According to research and consulting company IDC’s “Data Era 2025” report, by 2025 the amount of data in the world will be 10 times greater than in 2015.
Logistics industry trends mirror those of the overall global economy. The amount of logistics information doubles every two years. According to analysts, in 2020 the total amount of data will be 44 zettabytes. For reference, a 1 zettabyte hard drive holds more than 63 million years worth of high resolution 4K video.
To analyze and interpret such large volumes of data, machine learning algorithms come to the rescue. Machine learning helps create forecasts based on available information and trends identified therein. We asked Vitalij Verbilovich, Head of the Research & Development Division at AsstrA, about machine learning and its application in the transport and logistics industry.

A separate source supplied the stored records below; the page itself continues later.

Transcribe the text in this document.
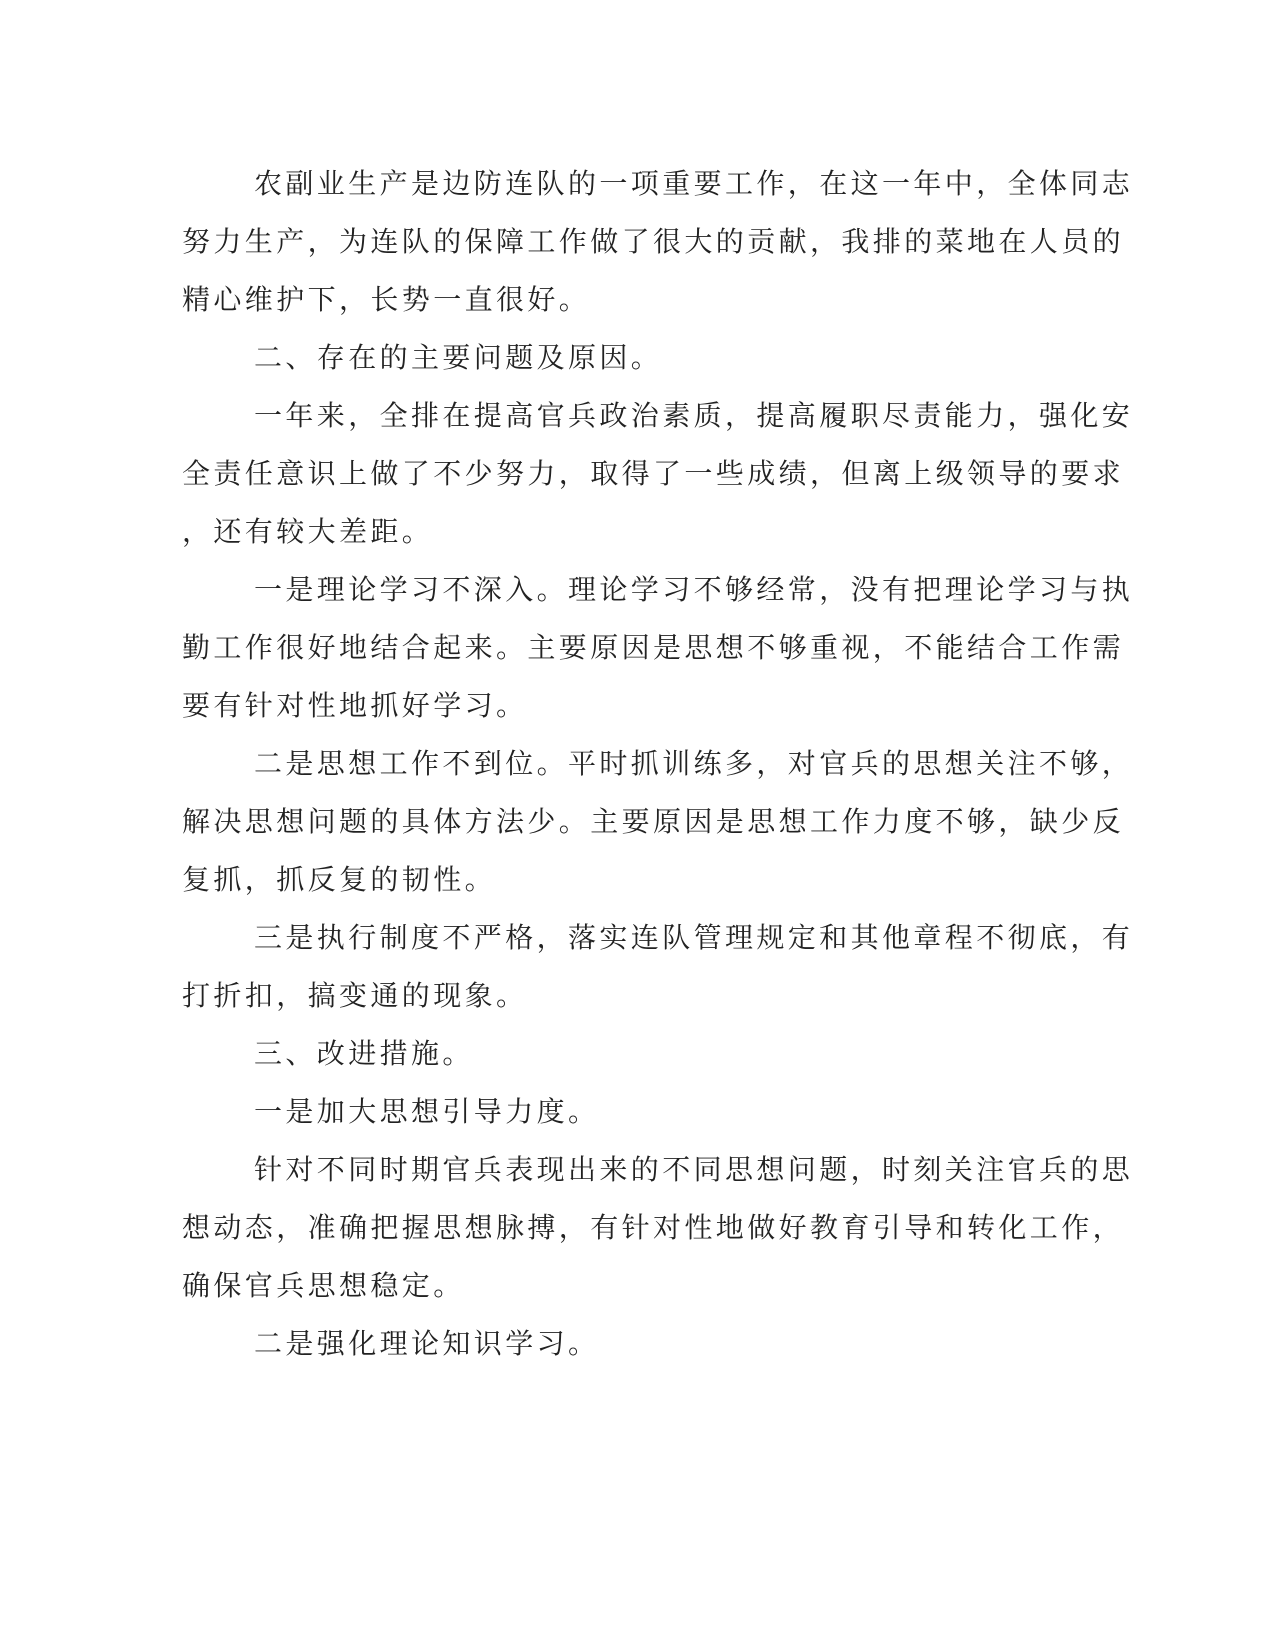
农副业生产是边防连队的一项重要工作，在这一年中，全体同志
努力生产，为连队的保障工作做了很大的贡献，我排的菜地在人员的
精心维护下，长势一直很好。
二、存在的主要问题及原因。
一年来，全排在提高官兵政治素质，提高履职尽责能力，强化安
全责任意识上做了不少努力，取得了一些成绩，但离上级领导的要求
，还有较大差距。
一是理论学习不深入。理论学习不够经常，没有把理论学习与执
勤工作很好地结合起来。主要原因是思想不够重视，不能结合工作需
要有针对性地抓好学习。
二是思想工作不到位。平时抓训练多，对官兵的思想关注不够，
解决思想问题的具体方法少。主要原因是思想工作力度不够，缺少反
复抓，抓反复的韧性。
三是执行制度不严格，落实连队管理规定和其他章程不彻底，有
打折扣，搞变通的现象。
三、改进措施。
一是加大思想引导力度。
针对不同时期官兵表现出来的不同思想问题，时刻关注官兵的思
想动态，准确把握思想脉搏，有针对性地做好教育引导和转化工作，
确保官兵思想稳定。
二是强化理论知识学习。
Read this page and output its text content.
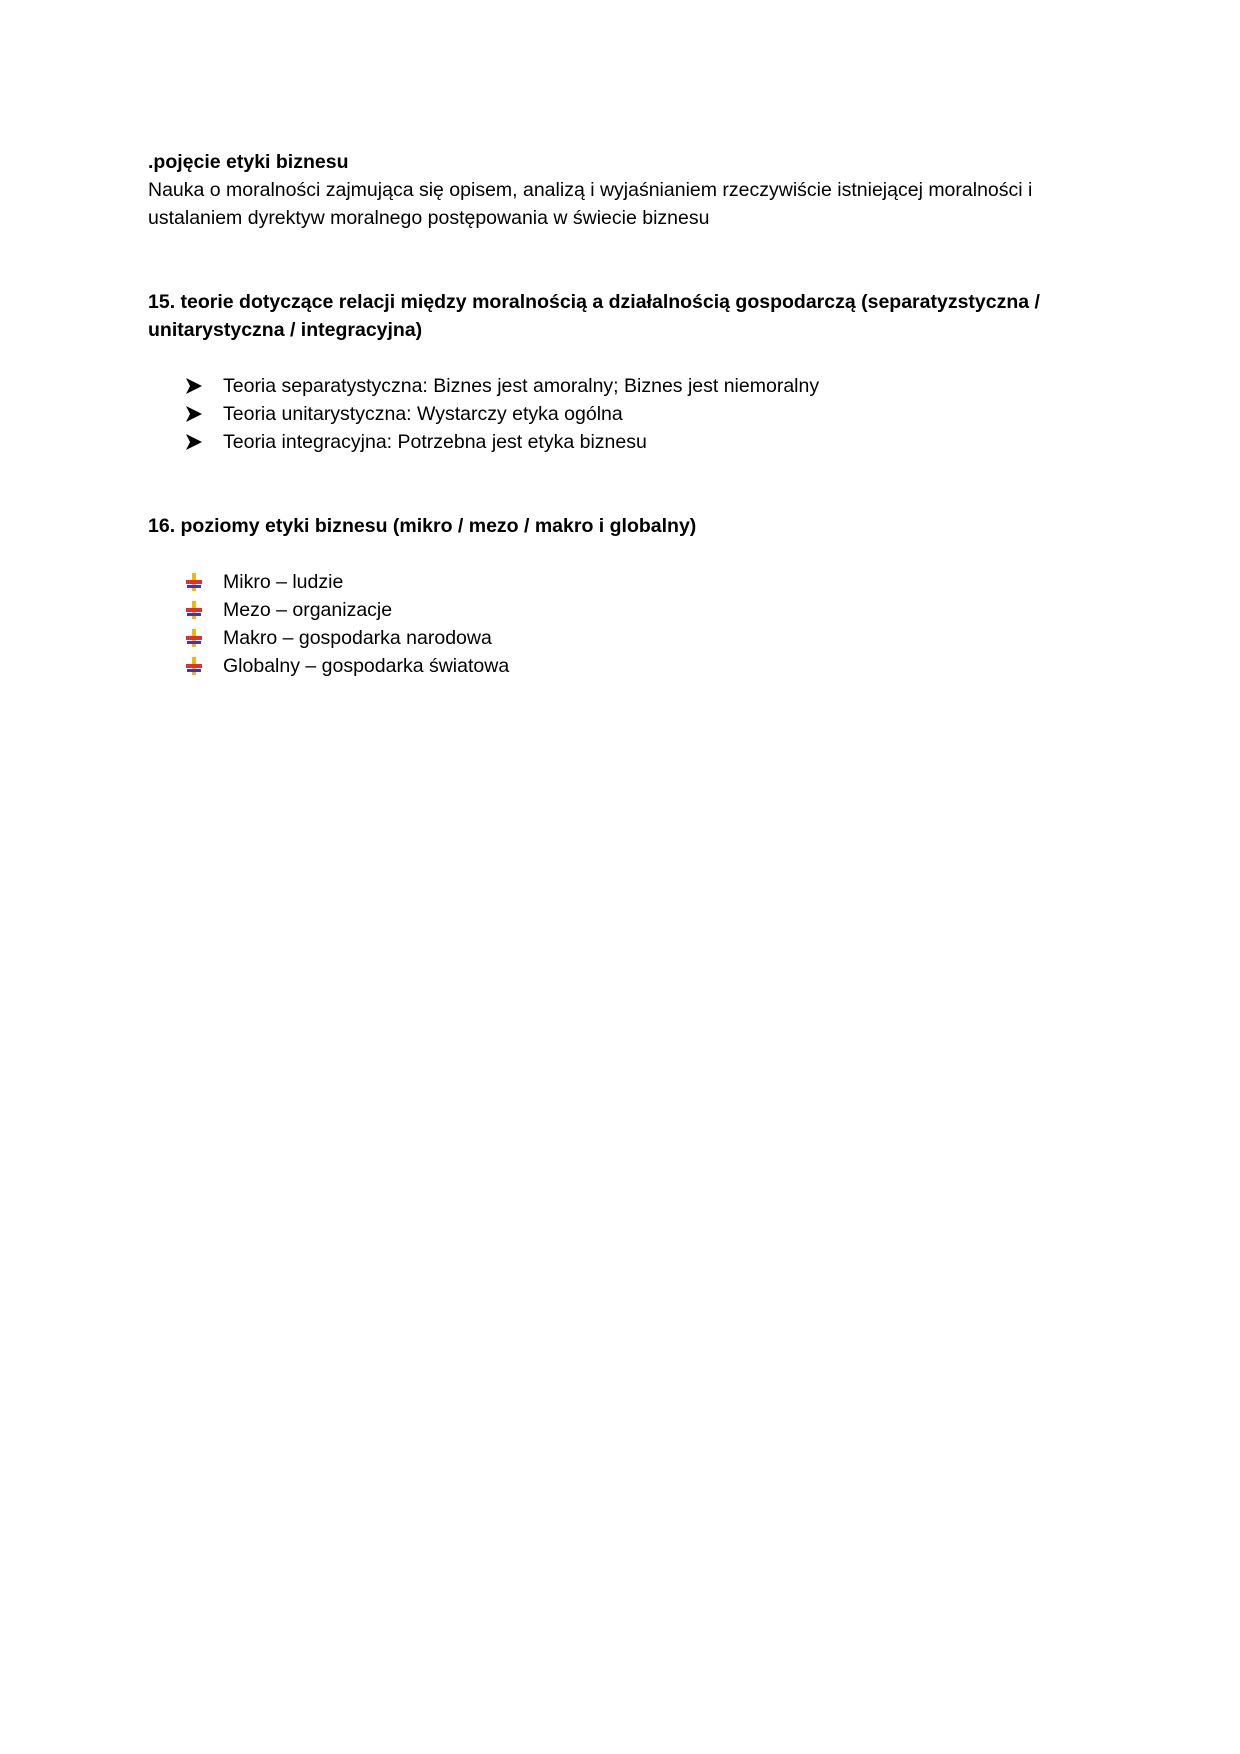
.pojęcie etyki biznesu
Nauka o moralności zajmująca się opisem, analizą i wyjaśnianiem rzeczywiście istniejącej moralności i
ustalaniem dyrektyw moralnego postępowania w świecie biznesu
15. teorie dotyczące relacji między moralnością a działalnością gospodarczą (separatyzstyczna /
unitarystyczna / integracyjna)
Teoria separatystyczna: Biznes jest amoralny; Biznes jest niemoralny
Teoria unitarystyczna: Wystarczy etyka ogólna
Teoria integracyjna: Potrzebna jest etyka biznesu
16. poziomy etyki biznesu (mikro / mezo / makro i globalny)
Mikro – ludzie
Mezo – organizacje
Makro – gospodarka narodowa
Globalny – gospodarka światowa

Vitaliy, how is machine learning used in logistics?
Machine learning is used in all fields of transport and logistics, including:
- Warehouse Logistics. Computer vision recognizes the presence of goods in warehouses, monitors workers, and provides security at facilities.
- Expedition. Based on the information collected about transportation, plans and routes can be built and seasonal flows can be predicted.
- Sales. Sales volume forecasts can be made taking into account pricing changes from transport and logistics providers and historical sales indicators.
- Security. Scoring models – scoring systems based on statistical methods and supplier relationship information – help identify unscrupulous or potentially problematic contractors even before starting cooperation.
What information is processed using machine learning algorithms? What information should be left for analysts?
In analytics, the first priority is setting a task and formulating a request to select the necessary information. This is not without human intervention – experience and knowledge about a specific industry are necessary. Next, machine learning algorithms come into play. These algorithms cope more efficiently with the collection, processing and primary analysis of information. Analysts are freed from mundane, time-consuming tasks and can focus on the more conceptual aspects of the job.
How does AsstrA use machine learning algorithms?
The AsstrA-Associated Traffic AG corporate group uses machine learning algorithms to solve three types of tasks:
- Workflow digitalization via the construction of relevant databases with further information processing.
- Forecasting and flagging possible force majeure on transportation routes. AsstrA partners with Shippeo to increase supply chain transparency; its algorithms enable real-time supply chain transparency and also help predict and warn of possible problems en route.
- Predictive analysis of indicators from previous periods and assessments of future risks and opportunities.
Thanks to the processed information, better decisions can be made to increase the efficiency of supply chains.